A second thorny question that has not been discussed is whether LNG – both the fuel and associated assets – will be repriced if green hydrogen becomes a competitive threat to conventional LNG, changing how LNG is seen in the energy mix. This could also change assumptions about how Vietnam might approach the development offshore wind due to its potential to produce extremely low marginal cost power to produce green hydrogen.
With so many market fundamentals evolving rapidly, Vietnam has a unique opportunity to use this pause to maximum advantage. In addition to focusing on price discovery, a second priority should be placed on investment choices that will expand, rather than restrict, options to integrate new technologies as they are proven in the marketplace. Resilience and “future-proofing” can seem like strategy consultant buzzwords, but in Vietnam’s case these issues will be more important than fine-tuning generation mix assumptions for the post-2030 period.
As many market commentators are now acknowledging, the decisions that emerging markets make about power now will position them for success or failure over the next nine years. That’s why regional energy growth markets with high climate risk exposures like Bangladesh and the Philippines are embracing this lens to avoid lock-in and to prioritise grid investment.
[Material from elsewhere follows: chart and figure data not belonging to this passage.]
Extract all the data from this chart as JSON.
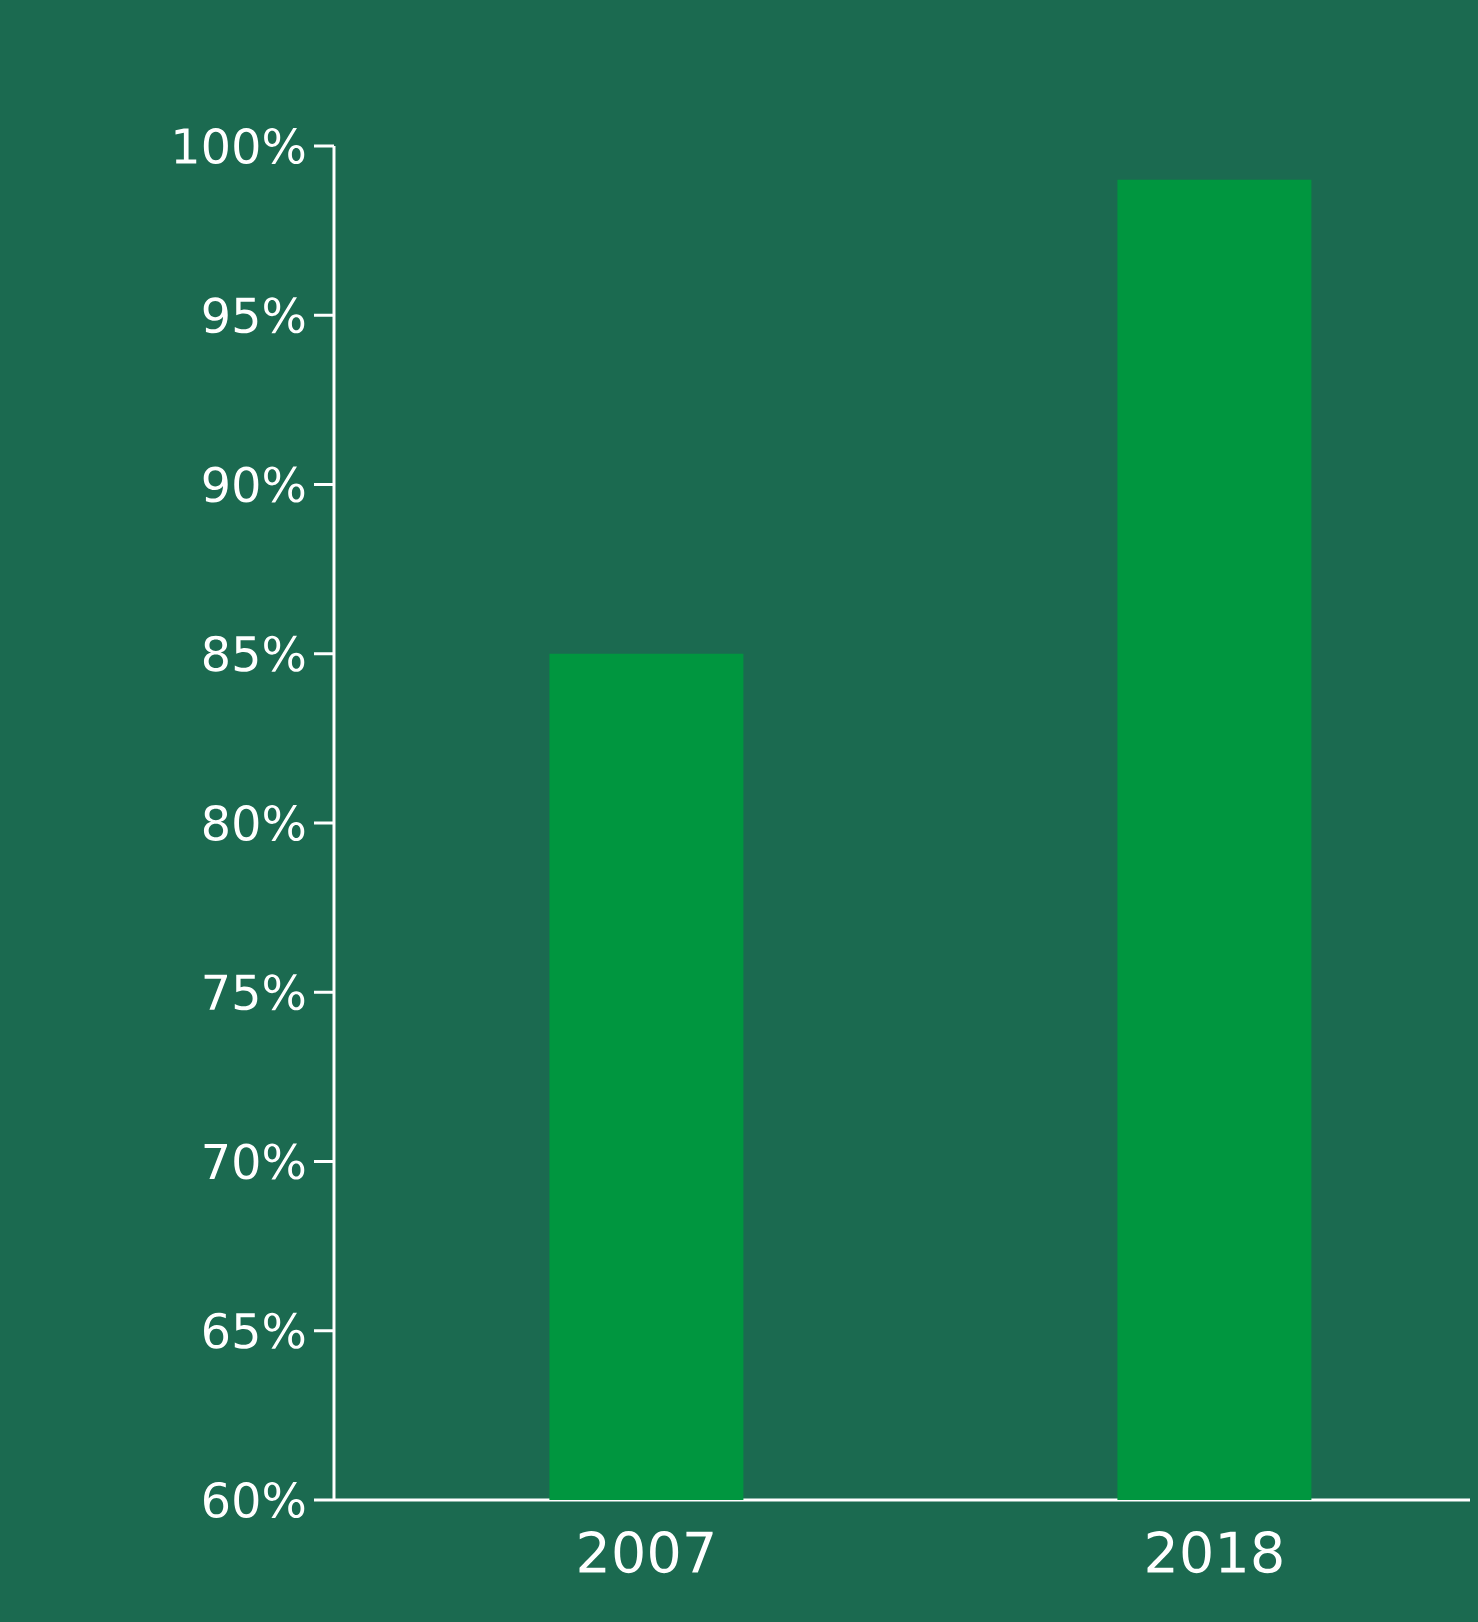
{
  "chart_data": {
    "type": "bar",
    "categories": [
      "2007",
      "2018"
    ],
    "values": [
      85,
      99
    ],
    "color": "#00963f",
    "ylim": [
      60,
      100
    ],
    "yticks": [
      {
        "value": 60,
        "label": "60%"
      },
      {
        "value": 65,
        "label": "65%"
      },
      {
        "value": 70,
        "label": "70%"
      },
      {
        "value": 75,
        "label": "75%"
      },
      {
        "value": 80,
        "label": "80%"
      },
      {
        "value": 85,
        "label": "85%"
      },
      {
        "value": 90,
        "label": "90%"
      },
      {
        "value": 95,
        "label": "95%"
      },
      {
        "value": 100,
        "label": "100%"
      }
    ]
  }
}
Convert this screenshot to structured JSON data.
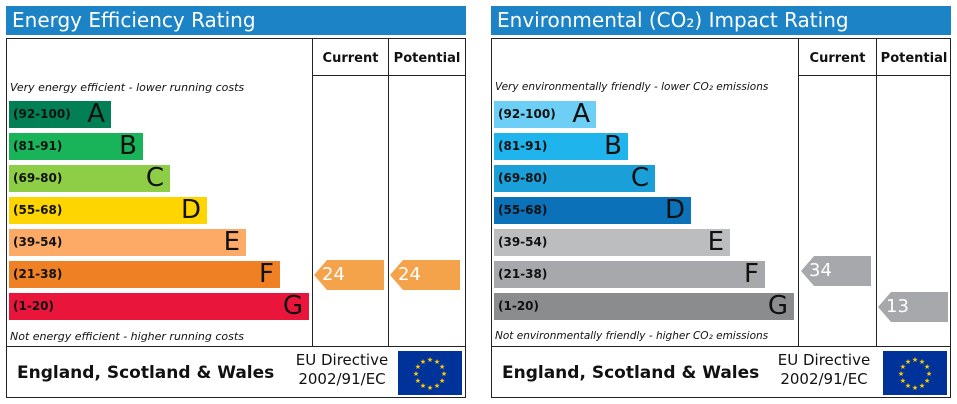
{
  "chart_data": [
    {
      "type": "bar",
      "title": "Energy Efficiency Rating",
      "columns": [
        "Current",
        "Potential"
      ],
      "top_note": "Very energy efficient - lower running costs",
      "bottom_note": "Not energy efficient - higher running costs",
      "bands": [
        {
          "range": "(92-100)",
          "letter": "A",
          "color": "#008054"
        },
        {
          "range": "(81-91)",
          "letter": "B",
          "color": "#19b459"
        },
        {
          "range": "(69-80)",
          "letter": "C",
          "color": "#8dce46"
        },
        {
          "range": "(55-68)",
          "letter": "D",
          "color": "#ffd500"
        },
        {
          "range": "(39-54)",
          "letter": "E",
          "color": "#fcaa65"
        },
        {
          "range": "(21-38)",
          "letter": "F",
          "color": "#ef8023"
        },
        {
          "range": "(1-20)",
          "letter": "G",
          "color": "#e9153b"
        }
      ],
      "current": {
        "value": "24",
        "band": "F",
        "color": "#f5a34b"
      },
      "potential": {
        "value": "24",
        "band": "F",
        "color": "#f5a34b"
      },
      "footer": {
        "region": "England, Scotland & Wales",
        "directive_line1": "EU Directive",
        "directive_line2": "2002/91/EC"
      }
    },
    {
      "type": "bar",
      "title": "Environmental (CO₂) Impact Rating",
      "columns": [
        "Current",
        "Potential"
      ],
      "top_note": "Very environmentally friendly - lower CO₂ emissions",
      "bottom_note": "Not environmentally friendly - higher CO₂ emissions",
      "bands": [
        {
          "range": "(92-100)",
          "letter": "A",
          "color": "#6dcff6"
        },
        {
          "range": "(81-91)",
          "letter": "B",
          "color": "#20b4ed"
        },
        {
          "range": "(69-80)",
          "letter": "C",
          "color": "#1a9fd8"
        },
        {
          "range": "(55-68)",
          "letter": "D",
          "color": "#0b72b9"
        },
        {
          "range": "(39-54)",
          "letter": "E",
          "color": "#bbbdbf"
        },
        {
          "range": "(21-38)",
          "letter": "F",
          "color": "#a6a8ab"
        },
        {
          "range": "(1-20)",
          "letter": "G",
          "color": "#8b8c8e"
        }
      ],
      "current": {
        "value": "34",
        "band": "F",
        "color": "#a6a8ab"
      },
      "potential": {
        "value": "13",
        "band": "G",
        "color": "#a6a8ab"
      },
      "footer": {
        "region": "England, Scotland & Wales",
        "directive_line1": "EU Directive",
        "directive_line2": "2002/91/EC"
      }
    }
  ]
}
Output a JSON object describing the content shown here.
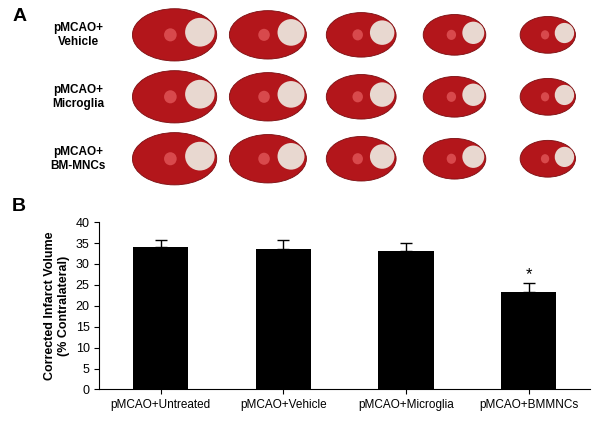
{
  "panel_labels": [
    "A",
    "B"
  ],
  "row_labels": [
    "pMCAO+\nVehicle",
    "pMCAO+\nMicroglia",
    "pMCAO+\nBM-MNCs"
  ],
  "chart_data": {
    "type": "bar",
    "categories": [
      "pMCAO+Untreated",
      "pMCAO+Vehicle",
      "pMCAO+Microglia",
      "pMCAO+BMMNCs"
    ],
    "values": [
      34,
      33.5,
      33,
      23.2
    ],
    "errors": [
      1.8,
      2.3,
      2.0,
      2.2
    ],
    "color": "#000000",
    "y_label": "Corrected Infarct Volume\n(% Contralateral)",
    "ylim": [
      0,
      40
    ],
    "yticks": [
      0,
      5,
      10,
      15,
      20,
      25,
      30,
      35,
      40
    ],
    "grid": false,
    "annotations": [
      {
        "text": "*",
        "category": "pMCAO+BMMNCs"
      }
    ]
  }
}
If the MoIT wants to get maximum benefit from this pause, it is time to go back to project fundamentals and market incentives. Many fossil fuel project developers’ aggressive lobbying efforts over the past year have created a chaotic picture. Some of the projects that are claiming priority positioning in PDP8 suffer from project fundamentals that seem to be at odds with the careful work that has been done by policymakers to develop a disciplined public-private partnership legislation and project qualification standards.